= Donald Montgomery (educator) =

Canadian politician

Donald Montgomery (May 3, 1848 - May 14, 1890) was an educator and political figure in Prince Edward Island, Canada. He represented 4th Queens in the Legislative Assembly of Prince Edward Island from 1878 to 1879 as an Independent member. He was chief superintendent of education for the province from 1879 until his death.

He was born in Valleyfield, Prince Edward Island, the son of Malcolm Montgomery, a Scottish-born farmer. Montgomery taught school in rural Kings County before continuing his education at Prince of Wales College. In 1874, he became master of the province's Normal School and Model School. Montgomery was dismissed in 1877 by the government of Louis Henry Davies because it was felt that he lacked sufficient credentials for the post. He studied law at McGill College before returning to the island in 1878. He was elected to the provincial assembly in a by-election held that year and was reelected in the general election the following year.
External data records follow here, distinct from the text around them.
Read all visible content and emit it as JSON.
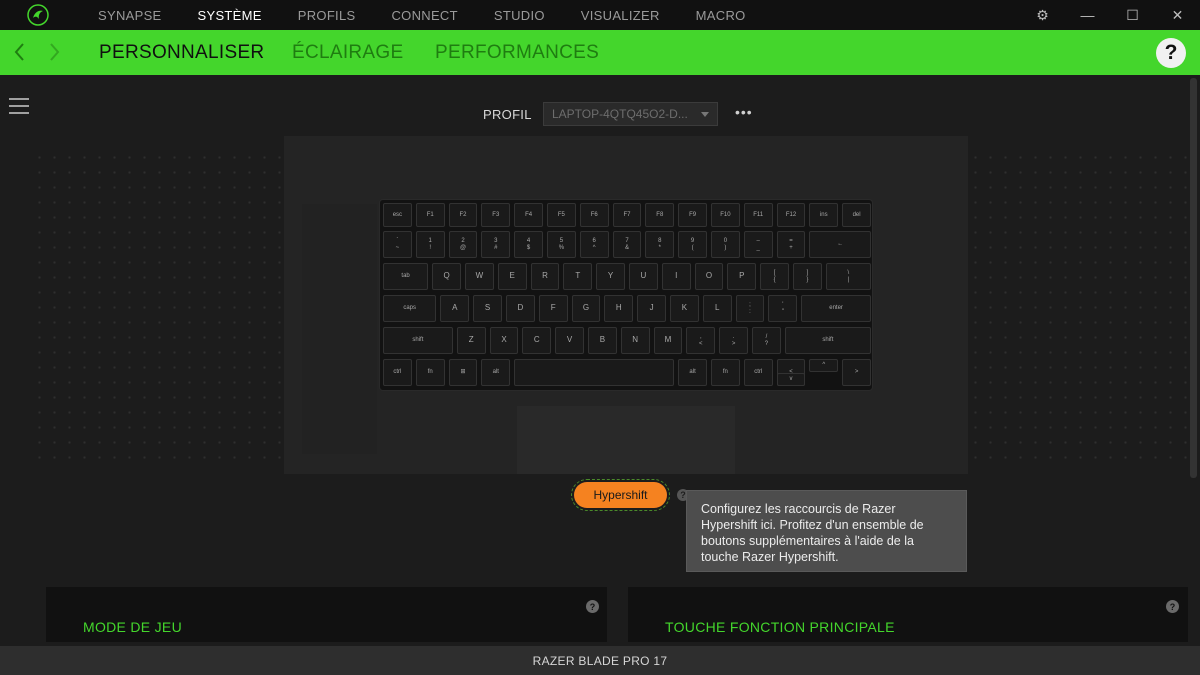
{
  "topnav": {
    "items": [
      "SYNAPSE",
      "SYSTÈME",
      "PROFILS",
      "CONNECT",
      "STUDIO",
      "VISUALIZER",
      "MACRO"
    ],
    "active_index": 1
  },
  "window_controls": {
    "settings": "⚙",
    "minimize": "—",
    "maximize": "☐",
    "close": "✕"
  },
  "subnav": {
    "tabs": [
      "PERSONNALISER",
      "ÉCLAIRAGE",
      "PERFORMANCES"
    ],
    "active_index": 0,
    "help": "?"
  },
  "profile": {
    "label": "PROFIL",
    "selected": "LAPTOP-4QTQ45O2-D...",
    "more": "•••"
  },
  "keyboard": {
    "rows": [
      [
        "esc",
        "F1",
        "F2",
        "F3",
        "F4",
        "F5",
        "F6",
        "F7",
        "F8",
        "F9",
        "F10",
        "F11",
        "F12",
        "ins",
        "del"
      ],
      [
        "`",
        "1",
        "2",
        "3",
        "4",
        "5",
        "6",
        "7",
        "8",
        "9",
        "0",
        "–",
        "=",
        "←"
      ],
      [
        "tab",
        "Q",
        "W",
        "E",
        "R",
        "T",
        "Y",
        "U",
        "I",
        "O",
        "P",
        "[",
        "]",
        "\\"
      ],
      [
        "caps",
        "A",
        "S",
        "D",
        "F",
        "G",
        "H",
        "J",
        "K",
        "L",
        ";",
        "'",
        "enter"
      ],
      [
        "shift",
        "Z",
        "X",
        "C",
        "V",
        "B",
        "N",
        "M",
        ",",
        ".",
        "/",
        "shift"
      ],
      [
        "ctrl",
        "fn",
        "⊞",
        "alt",
        "",
        "alt",
        "fn",
        "ctrl",
        "<",
        "^",
        "v",
        ">"
      ]
    ],
    "shift_labels": {
      "`": "~",
      "1": "!",
      "2": "@",
      "3": "#",
      "4": "$",
      "5": "%",
      "6": "^",
      "7": "&",
      "8": "*",
      "9": "(",
      "0": ")",
      "–": "_",
      "=": "+",
      "[": "{",
      "]": "}",
      "\\": "|",
      ";": ":",
      "'": "\"",
      ",": "<",
      ".": ">",
      "/": "?"
    }
  },
  "hypershift": {
    "label": "Hypershift",
    "help": "?",
    "tooltip": "Configurez les raccourcis de Razer Hypershift ici. Profitez d'un ensemble de boutons supplémentaires à l'aide de la touche Razer Hypershift."
  },
  "panels": {
    "left": {
      "title": "MODE DE JEU",
      "help": "?"
    },
    "right": {
      "title": "TOUCHE FONCTION PRINCIPALE",
      "help": "?"
    }
  },
  "footer": {
    "device": "RAZER BLADE PRO 17"
  },
  "colors": {
    "accent": "#44d62c",
    "hypershift": "#f58220",
    "background": "#1c1c1c"
  }
}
In September 1879, he resigned his seat to become superintendent of education, an office that he had suggested should be created. Among other duties, Montgomery was charged with implementing the 1877 Public Schools Act. He established a Provincial Educational Institute, which held an annual convention to provide professional development for the province's teachers. He also took steps to try to encourage French language education at Prince of Wales College. In 1887, he married Mary Isabella, the daughter of William McPhail. Montgomery died in Charlottetown in 1890. His death was attributed to his heart having been weakened by a vaccination against smallpox.